The family of Fred Phelps, members of the Westboro Baptist Church, took hatred into new and twisted heights. There was no compassion in their hearts for the pain and grief that they heaped on top of the pain and grief and loss that were already being felt in each of these cases. They would send out media alerts that they were going to protest funerals of celebrities to try to bring attention to their extreme form of so-called Christian fundamentalism. His hatred was based in a vision of the apocalypse.

But the media attention instead showed the world the humanity of those they protested. This included the humanity of gay men and lesbians.

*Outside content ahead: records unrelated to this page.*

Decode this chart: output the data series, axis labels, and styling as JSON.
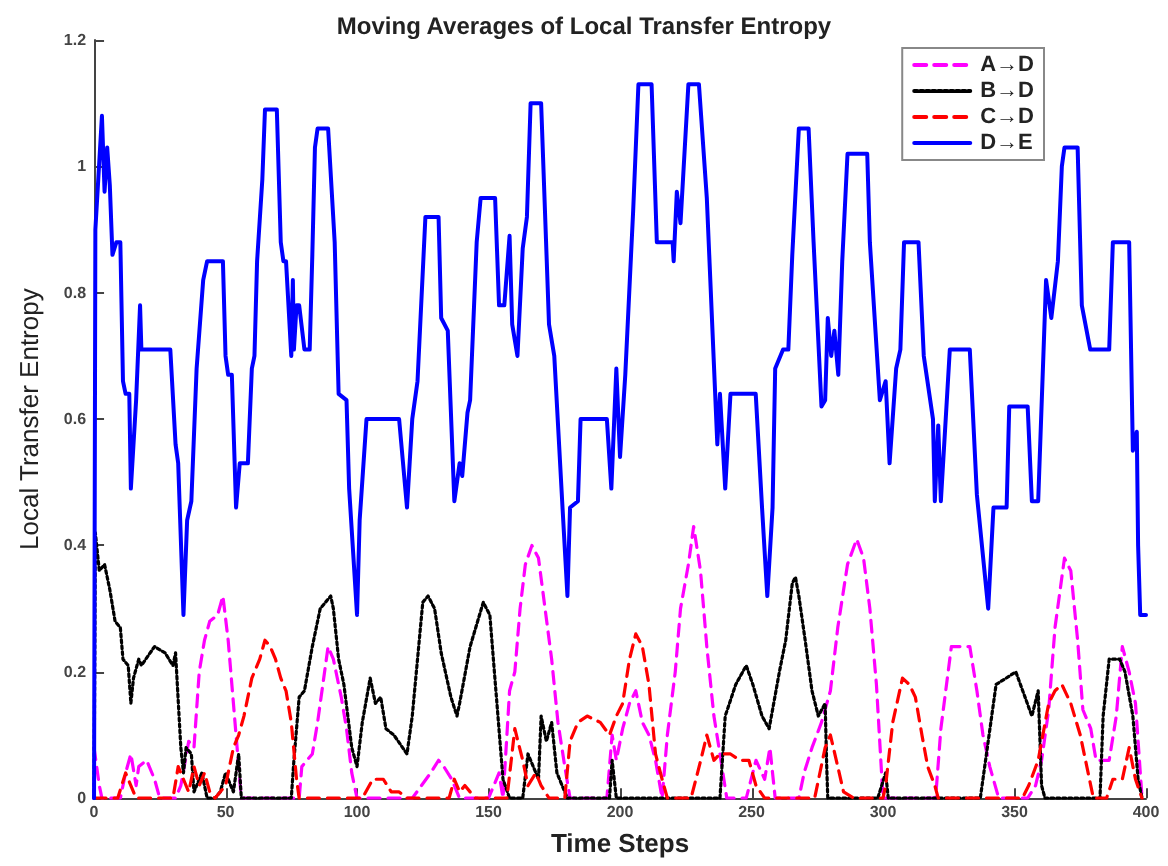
{
  "chart_data": {
    "type": "line",
    "title": "Moving Averages of Local Transfer Entropy",
    "xlabel": "Time Steps",
    "ylabel": "Local Transfer Entropy",
    "xlim": [
      0,
      400
    ],
    "xticks": [
      0,
      50,
      100,
      150,
      200,
      250,
      300,
      350,
      400
    ],
    "ylim": [
      0,
      1.2
    ],
    "yticks": [
      0,
      0.2,
      0.4,
      0.6,
      0.8,
      1,
      1.2
    ],
    "grid": false,
    "legend": "top right",
    "series": [
      {
        "name": "A→D",
        "color": "#ff00ff",
        "line_style": "dashed",
        "x": [
          0,
          2,
          3,
          10,
          12,
          14,
          16,
          17,
          20,
          23,
          25,
          31,
          33,
          36,
          38,
          40,
          42,
          44,
          47,
          49,
          51,
          53,
          55,
          56,
          78,
          79,
          81,
          83,
          85,
          87,
          89,
          91,
          94,
          96,
          98,
          100,
          117,
          121,
          128,
          131,
          133,
          136,
          139,
          150,
          154,
          155.5,
          156.7,
          158,
          160,
          162,
          164,
          166.5,
          169,
          171.5,
          174,
          176.4,
          179,
          181,
          195,
          197,
          198.6,
          201,
          203.6,
          206,
          208.5,
          211,
          213.5,
          216,
          218,
          221,
          223,
          226,
          228,
          230.6,
          233,
          235.7,
          238,
          240.6,
          248,
          251.7,
          255,
          257,
          259,
          268,
          270,
          273,
          276.6,
          280,
          282.8,
          286.5,
          290,
          292.6,
          295,
          297.5,
          300,
          320,
          322,
          326,
          333,
          335.7,
          338,
          340.6,
          344,
          355,
          358,
          360.3,
          363,
          365.4,
          369,
          371.4,
          374,
          376,
          379,
          381,
          383.7,
          386,
          388.7,
          391,
          393.6,
          396,
          398.5
        ],
        "values": [
          0.08,
          0.02,
          0,
          0,
          0.04,
          0.07,
          0.02,
          0.05,
          0.06,
          0.03,
          0,
          0,
          0.02,
          0.09,
          0.08,
          0.2,
          0.25,
          0.28,
          0.29,
          0.32,
          0.25,
          0.15,
          0.05,
          0,
          0,
          0.05,
          0.06,
          0.07,
          0.12,
          0.18,
          0.24,
          0.22,
          0.16,
          0.11,
          0.04,
          0,
          0,
          0,
          0.04,
          0.06,
          0.05,
          0.03,
          0,
          0,
          0.04,
          0,
          0.08,
          0.17,
          0.2,
          0.3,
          0.37,
          0.4,
          0.38,
          0.3,
          0.22,
          0.12,
          0.05,
          0,
          0,
          0.1,
          0.06,
          0.11,
          0.15,
          0.17,
          0.12,
          0.1,
          0.06,
          0,
          0.1,
          0.2,
          0.3,
          0.37,
          0.43,
          0.36,
          0.24,
          0.13,
          0.07,
          0,
          0,
          0.06,
          0.03,
          0.08,
          0,
          0,
          0.04,
          0.08,
          0.12,
          0.17,
          0.27,
          0.37,
          0.41,
          0.38,
          0.3,
          0.18,
          0,
          0,
          0.11,
          0.24,
          0.24,
          0.17,
          0.1,
          0.05,
          0,
          0,
          0.02,
          0.06,
          0.14,
          0.27,
          0.38,
          0.36,
          0.25,
          0.14,
          0.11,
          0.06,
          0.06,
          0.06,
          0.13,
          0.24,
          0.2,
          0.15,
          0
        ]
      },
      {
        "name": "B→D",
        "color": "#000000",
        "line_style": "dotted",
        "x": [
          0,
          0.5,
          2,
          4,
          6,
          8,
          10,
          11,
          13,
          14,
          15,
          17,
          18,
          23,
          27,
          30,
          31,
          33,
          34,
          35,
          37,
          38,
          41,
          43,
          46,
          48,
          50,
          53,
          55,
          56,
          75,
          76,
          78,
          80,
          83,
          86,
          88,
          90,
          91,
          93,
          95,
          98,
          100,
          102,
          105,
          107,
          109,
          111,
          114,
          119,
          121,
          125,
          127,
          129.5,
          132,
          135.7,
          138,
          139,
          143,
          148,
          150.5,
          153,
          155.5,
          158,
          163,
          165,
          169,
          170,
          172,
          174,
          176,
          178,
          180,
          196,
          197,
          198.6,
          238,
          240,
          244,
          248,
          250.5,
          254,
          256.7,
          258,
          260.6,
          263,
          265.5,
          266.7,
          268,
          270.4,
          273,
          275.4,
          278,
          278.6,
          279,
          298,
          301,
          302,
          337,
          339,
          343,
          346.8,
          350.5,
          354,
          356.6,
          359,
          360.3,
          361.6,
          382.5,
          383.7,
          386,
          390,
          392,
          395,
          397,
          398.5
        ],
        "values": [
          0,
          0.42,
          0.36,
          0.37,
          0.33,
          0.28,
          0.27,
          0.22,
          0.21,
          0.15,
          0.19,
          0.22,
          0.21,
          0.24,
          0.23,
          0.21,
          0.23,
          0.08,
          0.04,
          0.08,
          0.07,
          0.01,
          0.04,
          0,
          0,
          0.01,
          0.04,
          0.01,
          0.07,
          0,
          0,
          0.06,
          0.16,
          0.17,
          0.24,
          0.3,
          0.31,
          0.32,
          0.3,
          0.22,
          0.18,
          0.08,
          0.05,
          0.12,
          0.19,
          0.15,
          0.16,
          0.11,
          0.1,
          0.07,
          0.13,
          0.31,
          0.32,
          0.3,
          0.23,
          0.16,
          0.13,
          0.15,
          0.24,
          0.31,
          0.29,
          0.16,
          0.03,
          0,
          0,
          0.07,
          0.03,
          0.13,
          0.09,
          0.12,
          0.04,
          0.02,
          0,
          0,
          0.06,
          0,
          0,
          0.13,
          0.18,
          0.21,
          0.18,
          0.13,
          0.11,
          0.14,
          0.2,
          0.25,
          0.34,
          0.35,
          0.32,
          0.25,
          0.17,
          0.13,
          0.15,
          0.05,
          0,
          0,
          0.04,
          0,
          0,
          0.06,
          0.18,
          0.19,
          0.2,
          0.16,
          0.13,
          0.17,
          0.02,
          0,
          0,
          0.13,
          0.22,
          0.22,
          0.2,
          0.13,
          0.03,
          0
        ]
      },
      {
        "name": "C→D",
        "color": "#ff0000",
        "line_style": "dashed",
        "x": [
          0,
          9,
          12,
          14,
          16,
          30,
          32,
          34,
          36,
          38,
          40,
          42,
          44,
          46,
          50,
          53,
          55,
          57,
          60,
          63,
          65,
          67,
          69,
          71,
          73,
          75,
          77,
          78,
          102,
          106,
          110,
          113,
          116,
          119,
          135,
          137,
          139,
          141,
          143,
          145,
          157,
          160,
          163,
          165,
          168,
          170,
          173,
          179,
          181,
          184,
          187.5,
          192.5,
          196,
          198.6,
          201,
          203.6,
          206,
          208.5,
          211,
          213.5,
          216,
          218,
          227,
          230.7,
          233,
          235.7,
          238,
          242,
          245.6,
          249,
          251.7,
          255,
          274,
          278,
          280,
          282.8,
          285,
          289,
          300,
          301,
          303.7,
          307.4,
          310,
          312.3,
          314.8,
          317,
          319.7,
          321,
          353,
          355.4,
          359,
          363,
          365.4,
          368,
          371.4,
          375,
          379,
          380,
          385,
          387.4,
          391,
          393.6,
          396,
          398.5
        ],
        "values": [
          0,
          0,
          0.04,
          0.02,
          0,
          0,
          0.05,
          0.03,
          0.01,
          0.05,
          0.02,
          0.04,
          0.01,
          0,
          0.02,
          0.08,
          0.1,
          0.13,
          0.19,
          0.22,
          0.25,
          0.24,
          0.22,
          0.19,
          0.17,
          0.12,
          0.03,
          0,
          0,
          0.03,
          0.03,
          0.01,
          0.01,
          0,
          0,
          0.03,
          0.01,
          0.02,
          0.01,
          0,
          0,
          0.11,
          0.06,
          0.02,
          0.04,
          0.02,
          0,
          0,
          0.09,
          0.12,
          0.13,
          0.12,
          0.1,
          0.13,
          0.15,
          0.22,
          0.26,
          0.24,
          0.18,
          0.07,
          0.03,
          0,
          0,
          0.06,
          0.1,
          0.06,
          0.07,
          0.07,
          0.06,
          0.06,
          0.02,
          0,
          0,
          0.08,
          0.1,
          0.05,
          0.01,
          0,
          0,
          0.02,
          0.12,
          0.19,
          0.18,
          0.16,
          0.1,
          0.05,
          0.02,
          0,
          0,
          0.02,
          0.06,
          0.15,
          0.17,
          0.18,
          0.15,
          0.1,
          0.02,
          0,
          0,
          0.03,
          0.03,
          0.08,
          0.03,
          0
        ]
      },
      {
        "name": "D→E",
        "color": "#0000ff",
        "line_style": "solid",
        "x": [
          0,
          0.5,
          3,
          4,
          5,
          6,
          7,
          8.5,
          10,
          11,
          12,
          13.4,
          14,
          16,
          17.5,
          18,
          29,
          31,
          32,
          34,
          35.4,
          37,
          39,
          41.5,
          43,
          49,
          50,
          51,
          52.4,
          54,
          55.4,
          58.5,
          60,
          61,
          62,
          64,
          65,
          69.5,
          71,
          72,
          73,
          75,
          75.6,
          76,
          77,
          78,
          80,
          82,
          83,
          84,
          85,
          89,
          91.5,
          93,
          96,
          97,
          100,
          101,
          103.6,
          116,
          119,
          121,
          123,
          126,
          131,
          132,
          134.5,
          137,
          139,
          140,
          142,
          143,
          145.5,
          147,
          152.5,
          154,
          156,
          158,
          159,
          161,
          163,
          164.6,
          166,
          170,
          173,
          175,
          178,
          180,
          181,
          184,
          185,
          195,
          196.7,
          198.6,
          200,
          202,
          205,
          207,
          212,
          214,
          220,
          220.4,
          221.6,
          223,
          226,
          230,
          233,
          237,
          238,
          240,
          242,
          251.6,
          254,
          256,
          258,
          259,
          262,
          264,
          265.5,
          268,
          271.7,
          273.6,
          276.6,
          278,
          279,
          280.3,
          281.5,
          283,
          284.5,
          286.5,
          294,
          295,
          298.8,
          301,
          302.5,
          305,
          306.6,
          308,
          313.5,
          315.5,
          319,
          319.7,
          321,
          322,
          325.4,
          333,
          335.7,
          340,
          342,
          347,
          348,
          355,
          356.6,
          359,
          362,
          364,
          366.5,
          368,
          369,
          374,
          375.6,
          378.8,
          386,
          387.4,
          393.6,
          395,
          396.5,
          397,
          397.8,
          400
        ],
        "values": [
          0,
          0.9,
          1.08,
          0.96,
          1.03,
          0.97,
          0.86,
          0.88,
          0.88,
          0.66,
          0.64,
          0.64,
          0.49,
          0.63,
          0.78,
          0.71,
          0.71,
          0.56,
          0.53,
          0.29,
          0.44,
          0.47,
          0.68,
          0.82,
          0.85,
          0.85,
          0.7,
          0.67,
          0.67,
          0.46,
          0.53,
          0.53,
          0.68,
          0.7,
          0.85,
          0.98,
          1.09,
          1.09,
          0.88,
          0.85,
          0.85,
          0.7,
          0.82,
          0.71,
          0.78,
          0.78,
          0.71,
          0.71,
          0.86,
          1.03,
          1.06,
          1.06,
          0.88,
          0.64,
          0.63,
          0.49,
          0.29,
          0.44,
          0.6,
          0.6,
          0.46,
          0.6,
          0.66,
          0.92,
          0.92,
          0.76,
          0.74,
          0.47,
          0.53,
          0.51,
          0.61,
          0.63,
          0.88,
          0.95,
          0.95,
          0.78,
          0.78,
          0.89,
          0.75,
          0.7,
          0.87,
          0.92,
          1.1,
          1.1,
          0.75,
          0.7,
          0.47,
          0.32,
          0.46,
          0.47,
          0.6,
          0.6,
          0.49,
          0.68,
          0.54,
          0.67,
          0.93,
          1.13,
          1.13,
          0.88,
          0.88,
          0.85,
          0.96,
          0.91,
          1.13,
          1.13,
          0.95,
          0.56,
          0.64,
          0.49,
          0.64,
          0.64,
          0.46,
          0.32,
          0.46,
          0.68,
          0.71,
          0.71,
          0.86,
          1.06,
          1.06,
          0.88,
          0.62,
          0.63,
          0.76,
          0.7,
          0.74,
          0.67,
          0.85,
          1.02,
          1.02,
          0.88,
          0.63,
          0.66,
          0.53,
          0.68,
          0.71,
          0.88,
          0.88,
          0.7,
          0.6,
          0.47,
          0.59,
          0.47,
          0.71,
          0.71,
          0.48,
          0.3,
          0.46,
          0.46,
          0.62,
          0.62,
          0.47,
          0.47,
          0.82,
          0.76,
          0.85,
          1,
          1.03,
          1.03,
          0.78,
          0.71,
          0.71,
          0.88,
          0.88,
          0.55,
          0.58,
          0.4,
          0.29,
          0.29
        ]
      }
    ]
  }
}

I am sure that as Fred Phelps meets his Maker, he will have to account for his sins. Perhaps today he has to account for his stone-cold heart of hate that so infected his own children that they turned their hearts away from him. In Jewish tradition, when we learn of someone's death, we recite, "Baruch Atah Adonai, Dayan HaEmet" -- "Blessed are You, Adonai, the Truthful Judge." The Judge of All will judge Fred Phelps and his actions and his life. His soul will have to answer to how he lived out the Commandment to "love your neighbor as yourself."

I cannot judge a person. But I know the difference between compassion and hatred, hospitality and hostility. I learned them from them story of Sodom and Gomorrah in the book of Genesis. Too bad Fred Phelps didn't understand that Sodom was condemned not for sodomy or homosexuality but for the sin of inhospitality and hostility to strangers. They had to answer too. Now it's Fred Phelps' turn.